Therefore, since ruin is the city's mission, it is only natural that the city's all-pervading image is that of a person digging his own grave. And then, in order that the city can execute its mission with even greater effectiveness, it continues adding on, stacking up, coupling, compounding, and amplifying, in that way helping to hasten its own demise. Recently the New City Image has made its appearance.

The Self-Destructive Apparatus of Civilization Cannot Be Stopped

A robot manufacturing company introduced robots into its own robot factory. This is because it was impossible for the company to compete in the marketplace unless it made an example of its own factory. No longer able to continue operations, it went belly up. In this way the manager of the robot factory was forced to risk his life in the establishment of a roboticized robot factory. Upon completion of the factory, the manager and 600 employees all lost their jobs. It was for that reason (and also to become a model for the industry) that they did it.
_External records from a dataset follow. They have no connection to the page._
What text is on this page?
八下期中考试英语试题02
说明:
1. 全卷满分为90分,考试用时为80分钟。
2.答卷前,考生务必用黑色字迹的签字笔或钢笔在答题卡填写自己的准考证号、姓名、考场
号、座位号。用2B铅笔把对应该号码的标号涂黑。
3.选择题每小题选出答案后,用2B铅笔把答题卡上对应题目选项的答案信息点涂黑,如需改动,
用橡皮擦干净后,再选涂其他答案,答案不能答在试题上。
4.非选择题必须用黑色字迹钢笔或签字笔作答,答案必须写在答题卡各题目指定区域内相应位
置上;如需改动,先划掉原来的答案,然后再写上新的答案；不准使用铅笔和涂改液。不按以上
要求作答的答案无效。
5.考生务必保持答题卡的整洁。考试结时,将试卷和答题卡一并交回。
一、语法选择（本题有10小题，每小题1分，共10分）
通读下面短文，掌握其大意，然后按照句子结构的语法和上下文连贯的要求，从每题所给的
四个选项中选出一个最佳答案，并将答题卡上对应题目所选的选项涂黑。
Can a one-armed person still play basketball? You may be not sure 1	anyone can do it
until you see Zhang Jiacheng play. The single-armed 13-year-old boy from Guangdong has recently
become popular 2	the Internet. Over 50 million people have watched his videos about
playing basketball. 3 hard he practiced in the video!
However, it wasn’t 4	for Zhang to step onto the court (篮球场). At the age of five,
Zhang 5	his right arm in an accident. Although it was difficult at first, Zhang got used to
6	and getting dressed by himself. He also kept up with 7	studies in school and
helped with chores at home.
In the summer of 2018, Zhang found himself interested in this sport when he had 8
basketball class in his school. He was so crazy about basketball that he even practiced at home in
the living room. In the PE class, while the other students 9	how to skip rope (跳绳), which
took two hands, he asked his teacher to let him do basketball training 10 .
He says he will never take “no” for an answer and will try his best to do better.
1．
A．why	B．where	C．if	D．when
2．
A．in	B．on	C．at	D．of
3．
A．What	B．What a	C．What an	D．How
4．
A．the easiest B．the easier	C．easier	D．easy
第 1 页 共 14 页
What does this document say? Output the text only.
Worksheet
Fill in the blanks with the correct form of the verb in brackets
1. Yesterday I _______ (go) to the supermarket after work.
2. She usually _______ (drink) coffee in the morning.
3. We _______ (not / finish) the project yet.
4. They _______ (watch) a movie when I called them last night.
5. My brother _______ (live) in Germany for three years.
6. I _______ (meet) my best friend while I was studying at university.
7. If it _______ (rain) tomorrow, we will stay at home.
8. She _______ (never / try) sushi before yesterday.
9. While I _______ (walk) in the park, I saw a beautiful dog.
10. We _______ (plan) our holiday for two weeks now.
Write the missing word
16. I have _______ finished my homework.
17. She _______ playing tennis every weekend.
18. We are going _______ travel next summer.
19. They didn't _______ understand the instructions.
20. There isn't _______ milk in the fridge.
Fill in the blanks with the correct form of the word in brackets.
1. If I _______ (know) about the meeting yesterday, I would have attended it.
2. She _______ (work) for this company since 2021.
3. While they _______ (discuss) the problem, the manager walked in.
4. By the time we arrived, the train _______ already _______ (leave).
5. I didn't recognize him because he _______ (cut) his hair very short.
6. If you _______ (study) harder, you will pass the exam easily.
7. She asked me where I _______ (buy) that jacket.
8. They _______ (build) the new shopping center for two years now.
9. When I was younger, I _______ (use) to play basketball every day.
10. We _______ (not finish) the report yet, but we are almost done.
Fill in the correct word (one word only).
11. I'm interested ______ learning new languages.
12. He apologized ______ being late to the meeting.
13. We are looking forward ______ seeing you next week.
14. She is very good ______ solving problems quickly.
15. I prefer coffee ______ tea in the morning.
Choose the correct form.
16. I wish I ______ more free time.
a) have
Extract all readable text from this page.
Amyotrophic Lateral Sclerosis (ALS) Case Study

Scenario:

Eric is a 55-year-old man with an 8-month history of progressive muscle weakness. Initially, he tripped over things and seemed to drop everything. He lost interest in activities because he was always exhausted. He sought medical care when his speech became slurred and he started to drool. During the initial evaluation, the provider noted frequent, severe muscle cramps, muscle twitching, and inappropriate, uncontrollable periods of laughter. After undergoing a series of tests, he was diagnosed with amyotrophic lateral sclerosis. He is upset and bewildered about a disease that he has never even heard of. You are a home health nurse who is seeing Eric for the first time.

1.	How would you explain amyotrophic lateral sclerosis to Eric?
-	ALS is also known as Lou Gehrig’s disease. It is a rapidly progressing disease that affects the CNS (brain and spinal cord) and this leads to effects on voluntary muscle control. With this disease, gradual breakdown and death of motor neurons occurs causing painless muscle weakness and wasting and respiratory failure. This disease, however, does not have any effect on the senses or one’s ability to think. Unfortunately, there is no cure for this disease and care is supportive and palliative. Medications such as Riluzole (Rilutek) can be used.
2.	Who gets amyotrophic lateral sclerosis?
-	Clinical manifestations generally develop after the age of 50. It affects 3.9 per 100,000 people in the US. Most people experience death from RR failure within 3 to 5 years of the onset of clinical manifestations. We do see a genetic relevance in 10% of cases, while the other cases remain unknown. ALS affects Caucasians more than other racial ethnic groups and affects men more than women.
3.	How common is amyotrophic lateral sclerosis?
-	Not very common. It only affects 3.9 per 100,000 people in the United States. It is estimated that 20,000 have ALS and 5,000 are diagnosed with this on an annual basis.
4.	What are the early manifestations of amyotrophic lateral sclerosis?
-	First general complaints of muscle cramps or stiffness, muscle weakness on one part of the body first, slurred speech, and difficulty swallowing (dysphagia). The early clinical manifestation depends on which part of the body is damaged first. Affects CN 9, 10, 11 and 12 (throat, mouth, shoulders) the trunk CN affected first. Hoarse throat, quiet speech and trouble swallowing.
In order to remain on the cutting edge of technology and stay out in front of the competition it was necessary to build a factory that would allow the presence of not a single human being.

"Right now we are working like bees in order to build an apparatus that will cut our own throats," said one of the employees in a television interview. "This will eventually take place in all factories. It can't be helped — if we don't do it, the company will fold. Lately I've been giving serious thought to becoming a hired hand on a dairy farm in Hokkaido after I lose this job."

But not all 600 could find jobs herding cattle, and not all of them could do the job even if they were asked. An economy based on money generates legions of idle people hungry for money, and they come up with all sorts of schemes to make a living, such as the investment magazines, and the recent Toyota Trading Company scandal. [44]

Nowadays robots can do just about anything, and we rejoice over how convenient and quick everything has become, and over civilization's progress, but we had better look again, because civilization is robbing us of our jobs. Whether in developed or developing countries, civilization is the enemy of human survival.

I have described one of the new conditions under which the city will self-destruct (or become uninhabited). The city, which once achieved prosperity by means of civilization, will soon perish by means of civilization. How could this possibly be stopped?